Di dalam katekese Kristen awal, standar kehidupan moral masih dipandu dengan prinsip-prinsip Dekalog, Sepuluh Perintah Allah (Rm 13:8-10; 1 Kor 7:19; Gal 5:13-14; Ef 6:2; Yak 2:8-12). Realitas baru dalam Roh Kudus memampukan kita memenuhi tuntutan Hukum untuk hidup benar (Rm 8:2-4).

Hidup moral Kristen juga berakar dalam kasih Kristus: “Aku memberikan perintah baru kepada kamu, yaitu supaya kamu saling mengasihi; sama seperti Aku telah mengasihi kamu demikian pula kamu harus saling mengasihi.” (Yoh 13:34). Setiap orang Kristen dipanggil untuk berbagi dalam rahmat dan kasih Yesus yang datang “bukan untuk dilayani, melainkan untuk melayani dan untuk memberikan nyawa-Nya menjadi tebusan bagi banyak orang'' (Mat 20:28).
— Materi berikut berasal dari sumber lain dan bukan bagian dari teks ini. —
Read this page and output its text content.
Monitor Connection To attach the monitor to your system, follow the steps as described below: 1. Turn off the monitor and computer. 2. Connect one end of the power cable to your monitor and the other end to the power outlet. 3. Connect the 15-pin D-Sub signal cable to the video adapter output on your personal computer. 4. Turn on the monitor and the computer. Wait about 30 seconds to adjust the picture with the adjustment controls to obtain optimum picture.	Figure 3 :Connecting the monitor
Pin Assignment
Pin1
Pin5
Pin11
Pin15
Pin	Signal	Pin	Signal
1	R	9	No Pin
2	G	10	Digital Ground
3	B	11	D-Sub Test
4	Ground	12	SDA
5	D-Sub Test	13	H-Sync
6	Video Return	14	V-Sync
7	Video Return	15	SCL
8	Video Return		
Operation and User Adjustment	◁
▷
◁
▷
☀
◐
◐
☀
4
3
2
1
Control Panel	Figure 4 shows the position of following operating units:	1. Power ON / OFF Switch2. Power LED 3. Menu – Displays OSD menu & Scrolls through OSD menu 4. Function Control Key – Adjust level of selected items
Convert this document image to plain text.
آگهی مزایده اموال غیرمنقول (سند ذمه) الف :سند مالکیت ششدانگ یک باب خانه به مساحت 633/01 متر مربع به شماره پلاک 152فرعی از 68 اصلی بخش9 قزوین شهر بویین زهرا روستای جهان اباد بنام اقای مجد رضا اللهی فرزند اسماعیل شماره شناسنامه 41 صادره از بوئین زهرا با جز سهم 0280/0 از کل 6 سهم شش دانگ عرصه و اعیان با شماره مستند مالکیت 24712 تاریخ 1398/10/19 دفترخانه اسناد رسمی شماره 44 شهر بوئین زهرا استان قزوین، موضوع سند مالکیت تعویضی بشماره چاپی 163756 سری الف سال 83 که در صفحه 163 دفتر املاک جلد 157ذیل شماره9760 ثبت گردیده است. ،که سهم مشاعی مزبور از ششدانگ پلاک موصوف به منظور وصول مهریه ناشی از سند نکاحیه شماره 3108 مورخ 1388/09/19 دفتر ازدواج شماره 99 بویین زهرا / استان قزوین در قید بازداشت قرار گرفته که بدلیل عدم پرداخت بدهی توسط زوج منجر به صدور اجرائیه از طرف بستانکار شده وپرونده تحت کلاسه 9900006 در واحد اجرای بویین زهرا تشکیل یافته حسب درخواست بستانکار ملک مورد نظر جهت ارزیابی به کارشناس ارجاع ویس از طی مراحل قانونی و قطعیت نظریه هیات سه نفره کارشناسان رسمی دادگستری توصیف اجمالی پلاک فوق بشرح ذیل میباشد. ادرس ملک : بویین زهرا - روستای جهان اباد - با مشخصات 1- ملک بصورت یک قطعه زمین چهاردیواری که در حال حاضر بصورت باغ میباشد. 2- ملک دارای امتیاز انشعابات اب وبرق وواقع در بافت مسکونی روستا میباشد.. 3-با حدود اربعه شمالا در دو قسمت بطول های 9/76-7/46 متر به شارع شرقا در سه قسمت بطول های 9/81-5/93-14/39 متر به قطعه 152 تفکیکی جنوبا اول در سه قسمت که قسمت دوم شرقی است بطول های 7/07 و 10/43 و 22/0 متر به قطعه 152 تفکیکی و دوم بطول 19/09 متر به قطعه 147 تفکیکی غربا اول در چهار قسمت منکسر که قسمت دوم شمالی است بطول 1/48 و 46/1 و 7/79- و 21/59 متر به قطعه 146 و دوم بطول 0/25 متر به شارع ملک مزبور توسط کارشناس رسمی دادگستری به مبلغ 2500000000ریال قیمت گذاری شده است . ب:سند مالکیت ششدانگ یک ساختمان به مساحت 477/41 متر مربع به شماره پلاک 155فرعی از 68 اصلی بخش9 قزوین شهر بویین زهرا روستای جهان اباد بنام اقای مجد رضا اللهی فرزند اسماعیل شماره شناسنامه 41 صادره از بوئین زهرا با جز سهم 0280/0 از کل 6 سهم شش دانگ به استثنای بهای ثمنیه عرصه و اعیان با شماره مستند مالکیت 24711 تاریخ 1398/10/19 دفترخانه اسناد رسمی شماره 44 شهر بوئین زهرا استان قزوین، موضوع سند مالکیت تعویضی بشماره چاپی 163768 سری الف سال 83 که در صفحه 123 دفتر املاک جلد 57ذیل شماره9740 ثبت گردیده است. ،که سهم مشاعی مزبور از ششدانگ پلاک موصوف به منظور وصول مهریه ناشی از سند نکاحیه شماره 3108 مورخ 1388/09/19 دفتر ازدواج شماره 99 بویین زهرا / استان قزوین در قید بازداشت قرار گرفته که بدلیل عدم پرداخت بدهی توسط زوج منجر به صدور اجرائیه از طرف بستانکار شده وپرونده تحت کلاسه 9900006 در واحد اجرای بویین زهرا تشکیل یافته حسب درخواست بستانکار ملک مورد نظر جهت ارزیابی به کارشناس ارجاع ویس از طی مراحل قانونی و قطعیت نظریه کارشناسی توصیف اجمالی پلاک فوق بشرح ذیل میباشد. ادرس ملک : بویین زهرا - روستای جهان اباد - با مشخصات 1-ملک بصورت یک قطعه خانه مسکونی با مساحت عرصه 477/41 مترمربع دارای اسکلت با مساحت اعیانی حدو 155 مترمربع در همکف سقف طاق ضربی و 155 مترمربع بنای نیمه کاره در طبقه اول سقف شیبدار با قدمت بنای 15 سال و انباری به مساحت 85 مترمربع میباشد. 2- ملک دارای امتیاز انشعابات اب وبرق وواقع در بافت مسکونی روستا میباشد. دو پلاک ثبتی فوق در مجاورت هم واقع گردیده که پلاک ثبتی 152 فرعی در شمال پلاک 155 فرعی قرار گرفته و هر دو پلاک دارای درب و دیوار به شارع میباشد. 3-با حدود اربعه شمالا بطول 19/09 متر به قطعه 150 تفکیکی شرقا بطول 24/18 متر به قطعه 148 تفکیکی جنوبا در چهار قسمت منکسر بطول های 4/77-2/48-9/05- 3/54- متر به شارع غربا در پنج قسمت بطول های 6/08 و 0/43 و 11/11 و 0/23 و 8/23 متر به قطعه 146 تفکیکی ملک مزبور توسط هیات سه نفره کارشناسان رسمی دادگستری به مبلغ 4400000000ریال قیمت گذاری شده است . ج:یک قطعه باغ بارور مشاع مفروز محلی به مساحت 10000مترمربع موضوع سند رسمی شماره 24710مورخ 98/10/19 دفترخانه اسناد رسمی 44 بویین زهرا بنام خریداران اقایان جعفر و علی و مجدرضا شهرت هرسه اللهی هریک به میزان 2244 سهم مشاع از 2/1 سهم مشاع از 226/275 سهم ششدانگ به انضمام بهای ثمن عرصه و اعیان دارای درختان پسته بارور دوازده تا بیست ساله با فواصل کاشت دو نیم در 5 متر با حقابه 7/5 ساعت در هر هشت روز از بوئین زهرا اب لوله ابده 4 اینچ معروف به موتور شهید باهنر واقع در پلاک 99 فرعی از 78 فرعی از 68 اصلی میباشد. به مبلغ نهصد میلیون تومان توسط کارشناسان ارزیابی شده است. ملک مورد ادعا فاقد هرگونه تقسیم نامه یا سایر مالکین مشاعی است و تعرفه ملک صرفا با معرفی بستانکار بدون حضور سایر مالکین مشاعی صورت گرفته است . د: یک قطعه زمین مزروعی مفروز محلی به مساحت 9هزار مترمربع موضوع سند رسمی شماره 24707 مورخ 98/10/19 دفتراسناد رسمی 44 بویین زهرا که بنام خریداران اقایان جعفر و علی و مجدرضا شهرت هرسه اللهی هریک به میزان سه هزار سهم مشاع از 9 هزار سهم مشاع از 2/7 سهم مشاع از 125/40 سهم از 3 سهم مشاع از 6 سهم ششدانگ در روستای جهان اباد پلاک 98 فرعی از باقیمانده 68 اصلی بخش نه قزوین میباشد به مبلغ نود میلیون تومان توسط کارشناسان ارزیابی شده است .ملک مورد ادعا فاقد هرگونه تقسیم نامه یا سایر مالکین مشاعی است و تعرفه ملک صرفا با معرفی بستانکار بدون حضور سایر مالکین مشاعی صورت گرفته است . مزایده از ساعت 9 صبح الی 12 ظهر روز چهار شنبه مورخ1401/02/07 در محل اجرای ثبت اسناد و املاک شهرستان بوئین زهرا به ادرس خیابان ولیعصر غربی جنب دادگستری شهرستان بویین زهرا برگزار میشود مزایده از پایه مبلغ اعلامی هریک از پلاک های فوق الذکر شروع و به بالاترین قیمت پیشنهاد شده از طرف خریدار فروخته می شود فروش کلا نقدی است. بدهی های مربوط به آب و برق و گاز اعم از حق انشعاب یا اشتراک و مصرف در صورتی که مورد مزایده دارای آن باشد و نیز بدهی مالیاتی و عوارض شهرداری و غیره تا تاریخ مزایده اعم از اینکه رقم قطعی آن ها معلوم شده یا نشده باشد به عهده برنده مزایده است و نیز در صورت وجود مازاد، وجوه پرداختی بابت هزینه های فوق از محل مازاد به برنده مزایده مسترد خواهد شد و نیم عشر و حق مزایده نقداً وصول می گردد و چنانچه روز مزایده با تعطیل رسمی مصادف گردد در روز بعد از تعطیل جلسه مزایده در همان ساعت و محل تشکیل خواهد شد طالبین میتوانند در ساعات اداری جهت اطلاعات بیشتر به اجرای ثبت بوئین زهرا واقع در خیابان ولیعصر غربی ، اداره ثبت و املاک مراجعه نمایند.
Paus Yohanes Paulus II mengaitkan rahmat dan kasih itu bersama-sama ketika ia menulis:
Mengikut Yesus bukanlah meniru secara lahiriah, sebab tindakan itu menyentuh manusia pada inti keberadaannya yang paling dalam. Menjadi pengikut Kristus berarti menjadi seperti Dia yang menjadi hamba, bahkan menyerahkan diri di kayu Salib (bdk Flp 2:5-8). Berkat iman, Kristus tinggal di hati orang beriman (bdk Ef 3:17), dan dengan demikian murid diselaraskan dengan Tuhan. Ini merupakan buah rahmat, dari kehadiran yang aktif Roh Kudus dalam kita (Veritatis Splendor art 21).

Mengikut Kristus merupakan dasar yang sebenarnya dari moralitas Kristen. Mengikut Kristus bukanlah semata-mata mengikuti suatu perintah. Moralitas Kristen menuntut suatu tanggapan yang lebih radikal: “berpeganglah terus pada pribadi Kristus, turut serta dalam hidupNya dan apa yang dialamiNya, ikut berbagi dalam ketaatanNya yang bebas dan penuh kasih kepada kehendak Bapa” (Veritatis Splendor art 19). Dengan melakukan itu murid Yesus menjadi murid Tuhan (KGK 1691-1696; 1716-1724; 1730-1742; 1914-1974; 1987-2005; 1052-1074).